Multi-model setups. If your agent calls different LLMs for different tasks, each call might need its own system prompt, but they all share the same SOUL.md identity.

When to Use SOUL.md

Use SOUL.md when the instructions define who the agent is, not what it's doing right now:

Agent identity and voice. How should the agent sound? Formal or casual? Concise or detailed? These should be in SOUL.md because they apply to every interaction.

Behavioral boundaries. What should the agent never do? What topics should it refuse to discuss? What escalation rules apply? These are safety-critical and should be version-controlled, not buried in application code.

Domain knowledge. What does the agent need to know about your business, your customers, your product? This context is too important to risk losing in a redeployment.

The Recommended Pattern: Use Both

Most production agents use both, and they should. SOUL.md provides the stable identity layer — personality, boundaries, domain context.
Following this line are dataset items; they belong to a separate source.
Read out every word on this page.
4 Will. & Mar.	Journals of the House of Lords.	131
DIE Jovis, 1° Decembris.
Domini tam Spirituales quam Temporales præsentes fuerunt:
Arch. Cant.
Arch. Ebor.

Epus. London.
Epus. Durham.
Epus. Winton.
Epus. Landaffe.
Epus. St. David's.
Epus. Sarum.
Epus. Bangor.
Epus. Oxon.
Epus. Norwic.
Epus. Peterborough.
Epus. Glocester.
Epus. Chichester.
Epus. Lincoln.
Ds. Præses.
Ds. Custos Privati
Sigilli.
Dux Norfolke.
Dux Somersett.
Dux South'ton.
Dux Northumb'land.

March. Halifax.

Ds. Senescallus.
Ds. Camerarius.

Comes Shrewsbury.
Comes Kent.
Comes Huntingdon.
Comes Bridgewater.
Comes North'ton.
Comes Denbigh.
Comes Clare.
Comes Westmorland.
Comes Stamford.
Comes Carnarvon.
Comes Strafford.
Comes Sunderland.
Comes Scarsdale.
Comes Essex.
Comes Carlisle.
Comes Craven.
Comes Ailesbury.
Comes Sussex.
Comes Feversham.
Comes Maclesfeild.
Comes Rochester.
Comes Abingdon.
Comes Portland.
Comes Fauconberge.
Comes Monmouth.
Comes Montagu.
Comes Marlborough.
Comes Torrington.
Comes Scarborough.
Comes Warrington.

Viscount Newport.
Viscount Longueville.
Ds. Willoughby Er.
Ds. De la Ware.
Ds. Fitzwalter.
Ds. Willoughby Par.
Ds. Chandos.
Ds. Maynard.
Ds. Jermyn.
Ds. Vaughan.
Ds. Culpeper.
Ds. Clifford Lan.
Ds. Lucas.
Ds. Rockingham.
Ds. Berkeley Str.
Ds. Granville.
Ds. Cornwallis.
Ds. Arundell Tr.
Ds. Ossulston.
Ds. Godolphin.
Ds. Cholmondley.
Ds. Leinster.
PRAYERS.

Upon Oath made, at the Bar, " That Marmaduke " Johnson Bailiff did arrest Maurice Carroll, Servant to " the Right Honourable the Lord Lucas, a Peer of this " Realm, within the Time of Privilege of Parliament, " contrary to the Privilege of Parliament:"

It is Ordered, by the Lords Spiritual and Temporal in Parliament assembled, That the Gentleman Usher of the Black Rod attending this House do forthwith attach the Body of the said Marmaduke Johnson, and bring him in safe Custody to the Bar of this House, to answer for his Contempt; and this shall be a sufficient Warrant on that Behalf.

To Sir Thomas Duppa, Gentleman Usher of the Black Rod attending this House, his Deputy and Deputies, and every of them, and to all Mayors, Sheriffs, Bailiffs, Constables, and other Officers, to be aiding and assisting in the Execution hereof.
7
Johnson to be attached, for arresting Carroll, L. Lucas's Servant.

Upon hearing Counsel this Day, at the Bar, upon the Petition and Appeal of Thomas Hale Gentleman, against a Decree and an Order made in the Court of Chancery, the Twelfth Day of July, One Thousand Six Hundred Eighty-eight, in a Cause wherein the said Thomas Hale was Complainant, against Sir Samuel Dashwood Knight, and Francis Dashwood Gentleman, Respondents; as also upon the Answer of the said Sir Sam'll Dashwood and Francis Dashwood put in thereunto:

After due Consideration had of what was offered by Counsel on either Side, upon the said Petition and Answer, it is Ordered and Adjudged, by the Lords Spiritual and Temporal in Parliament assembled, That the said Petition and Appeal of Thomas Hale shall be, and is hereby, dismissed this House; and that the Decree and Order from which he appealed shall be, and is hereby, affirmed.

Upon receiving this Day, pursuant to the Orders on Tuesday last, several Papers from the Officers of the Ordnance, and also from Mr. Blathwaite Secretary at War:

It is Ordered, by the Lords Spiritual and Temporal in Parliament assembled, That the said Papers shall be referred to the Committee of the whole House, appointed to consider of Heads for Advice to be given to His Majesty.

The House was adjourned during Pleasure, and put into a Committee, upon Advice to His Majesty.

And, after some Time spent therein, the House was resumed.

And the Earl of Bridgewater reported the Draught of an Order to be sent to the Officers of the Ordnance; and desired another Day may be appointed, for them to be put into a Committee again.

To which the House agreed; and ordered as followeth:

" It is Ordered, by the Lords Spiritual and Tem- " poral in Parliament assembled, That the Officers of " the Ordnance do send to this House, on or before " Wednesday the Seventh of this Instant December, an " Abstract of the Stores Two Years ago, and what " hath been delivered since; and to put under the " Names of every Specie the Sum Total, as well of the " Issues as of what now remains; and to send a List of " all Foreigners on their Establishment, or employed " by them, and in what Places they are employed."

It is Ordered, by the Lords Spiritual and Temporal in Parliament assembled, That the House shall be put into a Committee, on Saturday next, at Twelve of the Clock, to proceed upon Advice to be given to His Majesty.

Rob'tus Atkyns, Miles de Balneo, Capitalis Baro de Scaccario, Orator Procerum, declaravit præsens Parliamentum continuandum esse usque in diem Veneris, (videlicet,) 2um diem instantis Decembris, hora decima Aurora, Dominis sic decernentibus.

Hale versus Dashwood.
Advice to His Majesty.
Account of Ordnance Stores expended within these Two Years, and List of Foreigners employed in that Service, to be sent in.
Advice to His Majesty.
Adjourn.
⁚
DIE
System prompts provide the task-specific instructions — "for this particular API call, format the output as JSON" or "for this conversation, the user is a premium customer."

Think of it like a person starting a new job. SOUL.md is the employee handbook and onboarding material — it defines who you are in this role. The system prompt is the specific task brief — it tells you what to do right now.

OpenClaw loads SOUL.md first, then appends any system prompt you provide. The system prompt can add context or narrow behavior, but it can't override the core identity. This is intentional — it prevents a single API call from accidentally stripping away safety boundaries or changing the agent's personality.

If you're currently using only system prompts, the migration path is straightforward. Move everything that defines identity, voice, and boundaries into SOUL.md. Keep task-specific instructions as system prompts. Your agent will be more consistent, easier to maintain, and safer to modify.